Entreprise familiale : Un enclavement informationnel

Les entreprises familiales ont de grandes difficultés à composer avec la logique du marché financier. La maîtrise de leurs relations de financement avec les bailleurs de fonds, rendue difficile par un enclavement informationnel particulier, se trouve davantage aggravée par le manque de clarté des décisions financières prises.

Le cas Marionnaud[1]

La crise boursière et comptable vécue par la société Marionnaud fin 2004 a bien trouvé son point d’enclenchement dans une tendance accrue au népotisme parental et à la culture du secret d’une part ; Et dans un manque de rigueur flagrant de l’organisation des procédures comptables due notamment à un manque des compétences dans ce domaine d’autre part. Elle montre comment l’emprise du patriarche dont les deux fils occupaient des postes clés (finance et informatique) avait rapidement atteint ses limites. La cotation voulue au début comme catalyseur de la croissance et un contrepouvoir aux banques a eu des effets tout à fait inverses. En effet, à la suite de la chute des cours, puis la suspension de la cote, la société s’est trouvée devant des créanciers financiers confrontés eux aussi à une situation de non respect des clauses restrictives (endettement de 128 % au lieu de 100% convenu) réclamant une augmentation de capital. Or, il est clair que dans les circonstances qui étaient les leurs, cette exigence signifiait pour le dirigeant et sa famille la perte pure et simple de la minorité de blocage (la famille détenait 19,83% du capital et 32,31% des droits de vote) et la perte de contrôle de leur entreprise.
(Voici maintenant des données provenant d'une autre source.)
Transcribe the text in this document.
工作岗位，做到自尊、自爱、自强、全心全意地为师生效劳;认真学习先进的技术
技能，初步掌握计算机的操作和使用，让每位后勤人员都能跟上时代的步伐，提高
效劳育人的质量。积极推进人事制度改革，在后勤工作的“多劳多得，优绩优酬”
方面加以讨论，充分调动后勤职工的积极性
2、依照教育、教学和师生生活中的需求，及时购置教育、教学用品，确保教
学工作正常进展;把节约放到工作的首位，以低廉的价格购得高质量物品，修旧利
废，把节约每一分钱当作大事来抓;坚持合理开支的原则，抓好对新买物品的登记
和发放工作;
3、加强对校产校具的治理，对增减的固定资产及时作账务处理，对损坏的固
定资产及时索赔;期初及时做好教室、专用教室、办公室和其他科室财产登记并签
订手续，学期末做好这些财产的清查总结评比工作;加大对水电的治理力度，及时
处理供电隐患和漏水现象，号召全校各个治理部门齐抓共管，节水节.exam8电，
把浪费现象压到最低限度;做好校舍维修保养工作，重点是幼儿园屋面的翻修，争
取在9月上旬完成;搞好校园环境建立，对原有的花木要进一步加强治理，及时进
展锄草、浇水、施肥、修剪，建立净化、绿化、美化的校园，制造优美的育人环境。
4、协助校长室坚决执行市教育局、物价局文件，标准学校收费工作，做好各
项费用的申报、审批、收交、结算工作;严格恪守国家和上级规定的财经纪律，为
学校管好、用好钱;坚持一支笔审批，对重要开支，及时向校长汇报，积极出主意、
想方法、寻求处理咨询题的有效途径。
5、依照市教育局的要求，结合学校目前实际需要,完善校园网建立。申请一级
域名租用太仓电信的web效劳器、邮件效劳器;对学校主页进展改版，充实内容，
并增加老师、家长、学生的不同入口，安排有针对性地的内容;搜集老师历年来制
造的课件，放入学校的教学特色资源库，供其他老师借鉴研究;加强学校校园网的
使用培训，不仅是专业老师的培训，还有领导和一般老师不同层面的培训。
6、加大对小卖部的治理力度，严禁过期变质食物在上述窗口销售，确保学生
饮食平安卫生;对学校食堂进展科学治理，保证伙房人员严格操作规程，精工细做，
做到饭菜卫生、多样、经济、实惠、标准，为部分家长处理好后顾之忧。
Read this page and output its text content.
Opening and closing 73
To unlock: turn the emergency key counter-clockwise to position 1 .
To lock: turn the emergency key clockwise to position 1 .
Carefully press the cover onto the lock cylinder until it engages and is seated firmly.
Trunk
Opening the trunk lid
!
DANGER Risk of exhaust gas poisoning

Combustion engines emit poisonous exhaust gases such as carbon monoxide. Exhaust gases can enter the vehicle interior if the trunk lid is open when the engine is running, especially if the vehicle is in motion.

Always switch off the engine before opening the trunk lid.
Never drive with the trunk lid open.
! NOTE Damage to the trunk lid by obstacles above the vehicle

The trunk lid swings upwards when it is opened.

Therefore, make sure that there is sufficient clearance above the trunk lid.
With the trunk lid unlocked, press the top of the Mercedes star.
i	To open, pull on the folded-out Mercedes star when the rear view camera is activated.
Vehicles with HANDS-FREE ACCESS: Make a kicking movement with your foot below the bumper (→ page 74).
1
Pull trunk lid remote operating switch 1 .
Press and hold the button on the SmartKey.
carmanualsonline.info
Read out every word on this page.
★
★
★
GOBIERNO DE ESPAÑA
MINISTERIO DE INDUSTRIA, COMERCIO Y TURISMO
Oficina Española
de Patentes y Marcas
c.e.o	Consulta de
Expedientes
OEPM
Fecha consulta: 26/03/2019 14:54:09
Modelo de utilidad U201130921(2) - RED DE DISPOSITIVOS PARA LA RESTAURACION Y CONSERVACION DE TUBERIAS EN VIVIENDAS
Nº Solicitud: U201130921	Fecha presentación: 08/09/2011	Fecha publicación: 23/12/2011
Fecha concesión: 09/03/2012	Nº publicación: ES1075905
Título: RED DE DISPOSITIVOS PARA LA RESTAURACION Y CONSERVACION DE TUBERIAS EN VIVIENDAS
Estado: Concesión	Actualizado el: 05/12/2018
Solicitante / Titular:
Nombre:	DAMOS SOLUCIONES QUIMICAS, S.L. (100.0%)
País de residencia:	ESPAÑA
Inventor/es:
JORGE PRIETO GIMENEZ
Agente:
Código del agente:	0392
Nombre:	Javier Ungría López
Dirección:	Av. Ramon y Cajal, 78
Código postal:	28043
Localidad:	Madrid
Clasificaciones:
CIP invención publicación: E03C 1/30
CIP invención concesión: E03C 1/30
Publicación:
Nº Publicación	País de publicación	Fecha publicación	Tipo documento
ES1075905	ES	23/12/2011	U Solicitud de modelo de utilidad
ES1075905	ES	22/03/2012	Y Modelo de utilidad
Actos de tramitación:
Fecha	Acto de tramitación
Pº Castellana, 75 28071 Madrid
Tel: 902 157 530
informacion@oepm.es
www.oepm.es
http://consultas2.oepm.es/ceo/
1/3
Cet exemple permet de soulever la difficulté qu’ont les entreprises familiales à composer avec la logique du marché financier (défini en général) sauf à accepter l’évolution de leur nature profonde. Il ressort au moins deux grandes défaillances, la première au niveau de la relation de financement et de l’asymétrie d’informations, la seconde au niveau de l’opacité des décisions financières prises.

La relation de financement et l’asymétrie d’informations

Tout échange de fonds externes est caractérisé par une asymétrie d’informations entre les parties. C’est pour cette raison que toute acquisition d’un financement externe nécessite de la part de l’entreprise la fourniture d’informations au moins sur sa contrainte de solvabilité et ses perspectives de rendement. Cette exigence devrait être plus pressante lorsqu’à côté des facteurs de risque propres à l’entreprise, les interrogations surgissent de la part des créanciers sur les variables de rupture inhérentes à la famille. La complexité de cette situation pose avec plus d’acuité la question de la qualité du système d’information et de son adaptabilité aux attentes des différents pourvoyeurs de fonds et aux différents produits de financement. L’asymétrie informationnelle est aussi liée à une contrainte de technicité. Or, les faiblesses que présente l’entreprise familiale à ces trois niveaux sont indiscutables.

L’opacité des décisions financières prises

Le contrôle familial est traditionnellement associé à un type de comportement paroissial  exacerbant l’enclavement informationnel qui anime les firmes sous ce type de contrôle. Cette opacité peut avoir des racines profondes dans l’histoire familiale, le dogmatisme du fondateur et de l’institutionnalisation de ses croyances. Toutes les trajectoires de l’entreprise se trouvent placées sous la gouverne de la culture familiale dominante et profondément conformées par elle. L’organigramme épouse souvent les rangs occupés au sein de la famille. Quitte à s’engager dans un contre courant, on peut tout de même rappeler que cette opacité-là, expression de formes anciennes aux antipodes des rigueurs de la relation d’agence, est aussi l’envers d’une organisation qui a aussi pour propriétés de soustraire les entreprises familiales aux emballements court-termistes des marchés, d’allonger les horizons temporels et de stabiliser les cadres de l’investissement. Ces arrangements opaques deviennent néanmoins intolérables aux regards d’investisseurs refusant de soutenir les mêmes horizons temporels et porteurs d’une toute autre nature de la relation financière.

 

 

[1] Taib BERRADA, Mohamed Nabil EL MABROUKI, Badr HABBA (2012), « L’effet des contraintes financières sur les entreprises familiales : du fatalisme à l’action », 12th Annual IFERA World Family Business Research Conference, Bordeaux.